Association between admission mean platelet volume and coronary patency after thrombolytic therapy for acute myocardial infarction


Yaşar A. S., Bilen E., Yüksel I. Ö., Arslantaş U., Karakaş F., KIRBAŞ Ö., ...More

Turk Kardiyoloji Dernegi Arsivi, vol.38, no.2, pp.85-89, 2010 (ESCI) identifier identifier identifier

  • Publication Type: Article / Article
  • Volume: 38 Issue: 2
  • Publication Date: 2010
  • Journal Name: Turk Kardiyoloji Dernegi Arsivi
  • Journal Indexes: Emerging Sources Citation Index (ESCI), Scopus, TR DİZİN (ULAKBİM)
  • Page Numbers: pp.85-89
  • Keywords: Coronary angiography, coronary circulation, myocardial infarction/therapy, myocardial reperfusion, platelet count, thrombolytic therapy
  • Lokman Hekim University Affiliated: No

Abstract

Objectives: High levels of mean platelet volume (MPV) have been shown to be a predictor of poor clinical outcome among survivors of myocardial infarction. We evaluated the association between admission MPV and infarct-related artery (IRA) patency in patients treated with thrombolytic therapy for acute myocardial infarction (AMI). Study design: We retrospectively evaluated 133 consecutive patients with ST-elevation AMI, who received thrombolytic therapy within 12 hours of chest pain. Sixty-five patients received streptokinase and 68 patients received recombinant tissue-type plasminogen activator, based on the discretion of the physician. Blood samples were taken before thrombolytic therapy and MPV was measured. Coronary angiography was performed within a mean of two days after thrombolytic therapy and the flow in the IRA was assessed with the TIMI flow grade and corrected TIMI frame count (CTFC). Results: After thrombolytic therapy, TIMI 3 flow was achieved in 62 patients (46.6%), whereas 71 patients (53.4%) had insufficient TIMI flow. Patients with insufficient TIMI flow had a significantly higher mean admission MPV (9.8±1.5 fl vs. 8.6±1.4 fl; p<0.001) and were more likely to have been given streptokinase (p=0.02). The two groups were similar with respect to the type of IRA and the number of diseased vessels (p>0.05). There was a weak correlation between MPV and CTFC (p=0.01). Multivariate analysis showed MPV (OR 1.871, 95% CI 1.402-2.498; p<0.001) and the type of thrombolytic agent (OR 2.915; 95% CI 1.333-6.374; p=0.007) as independent predictors of insufficient TIMI flow.
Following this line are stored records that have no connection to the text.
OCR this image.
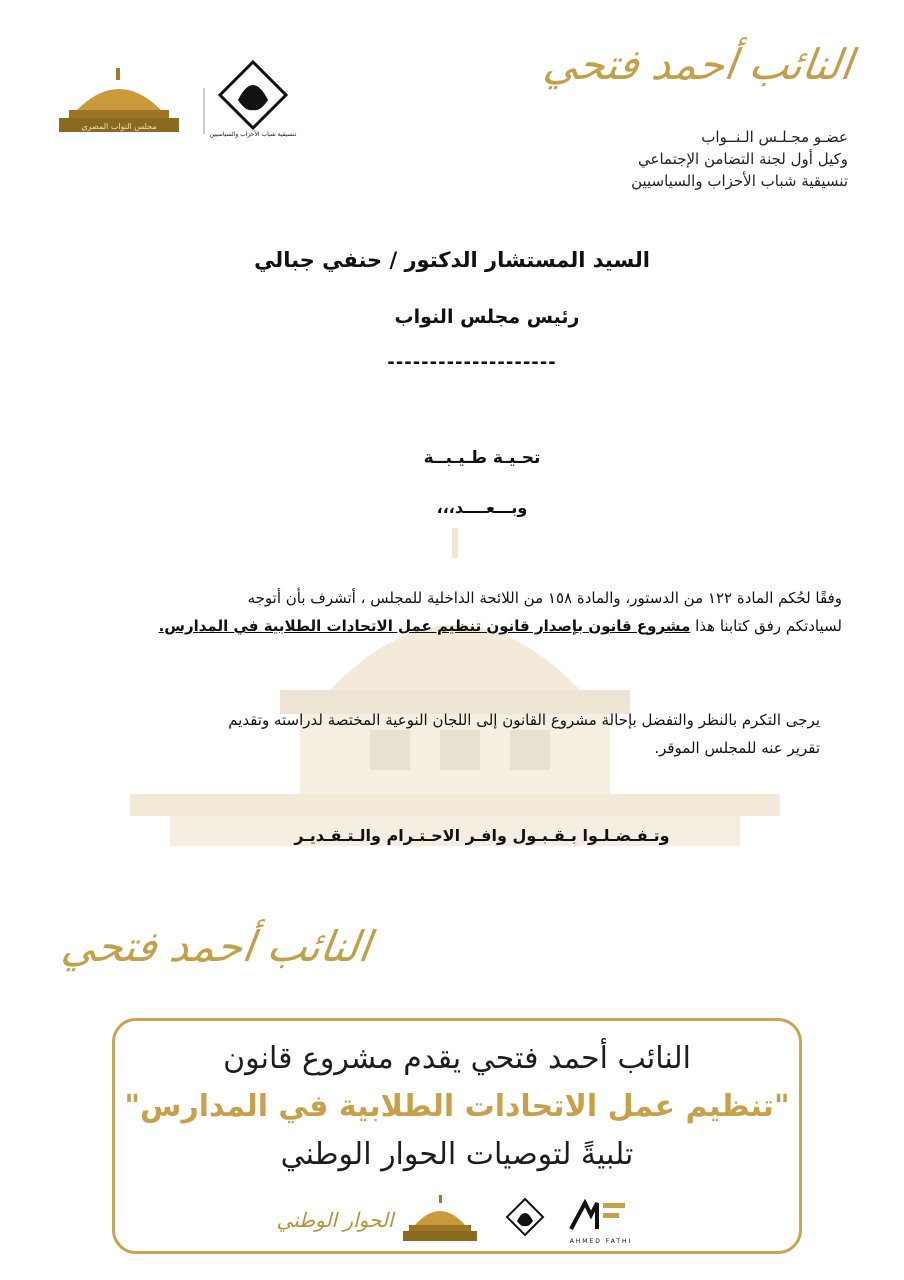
مجلس النواب المصري
تنسيقية شباب الأحزاب والسياسيين
النائب أحمد فتحي
عضـو مجـلـس الـنــواب
وكيل أول لجنة التضامن الإجتماعي
تنسيقية شباب الأحزاب والسياسيين
السيد المستشار الدكتور / حنفي جبالي
رئيس مجلس النواب
--------------------
تحـيـة طـيـبــة
وبـــعــــد،،،
وفقًا لحُكم المادة ١٢٢ من الدستور، والمادة ١٥٨ من اللائحة الداخلية للمجلس ، أتشرف بأن أتوجه
لسيادتكم رفق كتابنا هذا مشروع قانون بإصدار قانون تنظيم عمل الاتحادات الطلابية في المدارس.
يرجى التكرم بالنظر والتفضل بإحالة مشروع القانون إلى اللجان النوعية المختصة لدراسته وتقديم
تقرير عنه للمجلس الموقر.
وتـفـضـلـوا بـقـبـول وافـر الاحـتـرام والـتـقـديـر
النائب أحمد فتحي
النائب أحمد فتحي يقدم مشروع قانون
"تنظيم عمل الاتحادات الطلابية في المدارس"
تلبيةً لتوصيات الحوار الوطني
الحوار الوطني
AHMED FATHI
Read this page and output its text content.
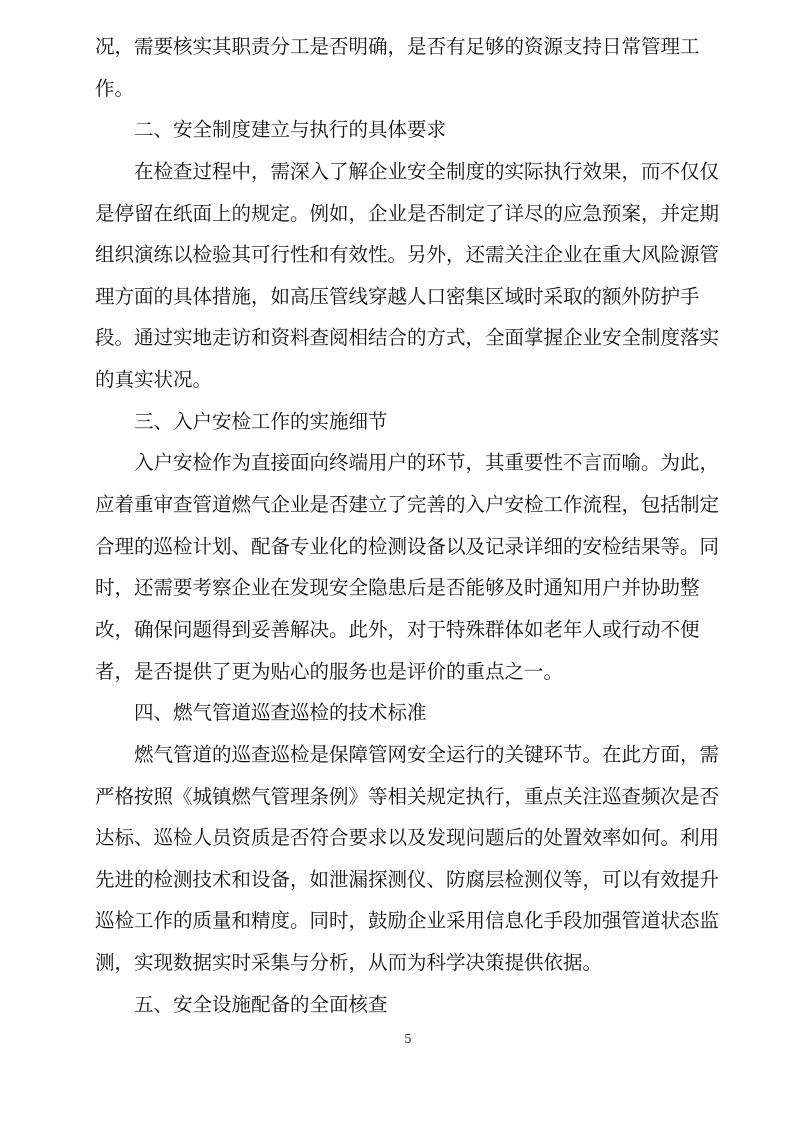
况，需要核实其职责分工是否明确，是否有足够的资源支持日常管理工
作。
二、安全制度建立与执行的具体要求
在检查过程中，需深入了解企业安全制度的实际执行效果，而不仅仅
是停留在纸面上的规定。例如，企业是否制定了详尽的应急预案，并定期
组织演练以检验其可行性和有效性。另外，还需关注企业在重大风险源管
理方面的具体措施，如高压管线穿越人口密集区域时采取的额外防护手
段。通过实地走访和资料查阅相结合的方式，全面掌握企业安全制度落实
的真实状况。
三、入户安检工作的实施细节
入户安检作为直接面向终端用户的环节，其重要性不言而喻。为此，
应着重审查管道燃气企业是否建立了完善的入户安检工作流程，包括制定
合理的巡检计划、配备专业化的检测设备以及记录详细的安检结果等。同
时，还需要考察企业在发现安全隐患后是否能够及时通知用户并协助整
改，确保问题得到妥善解决。此外，对于特殊群体如老年人或行动不便
者，是否提供了更为贴心的服务也是评价的重点之一。
四、燃气管道巡查巡检的技术标准
燃气管道的巡查巡检是保障管网安全运行的关键环节。在此方面，需
严格按照《城镇燃气管理条例》等相关规定执行，重点关注巡查频次是否
达标、巡检人员资质是否符合要求以及发现问题后的处置效率如何。利用
先进的检测技术和设备，如泄漏探测仪、防腐层检测仪等，可以有效提升
巡检工作的质量和精度。同时，鼓励企业采用信息化手段加强管道状态监
测，实现数据实时采集与分析，从而为科学决策提供依据。
五、安全设施配备的全面核查
5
The receiver operating characteristic analysis yielded a cutoff value of 8.885 fl for MPV to predict insufficient TIMI flow, with sensitivity and specificity being 70.4% and 66.1%, respectively. Conclusion: Our findings show that a higher admission MPV is associated with an increased risk for insufficient TIMI flow in the IRA after thrombolytic therapy for AMI.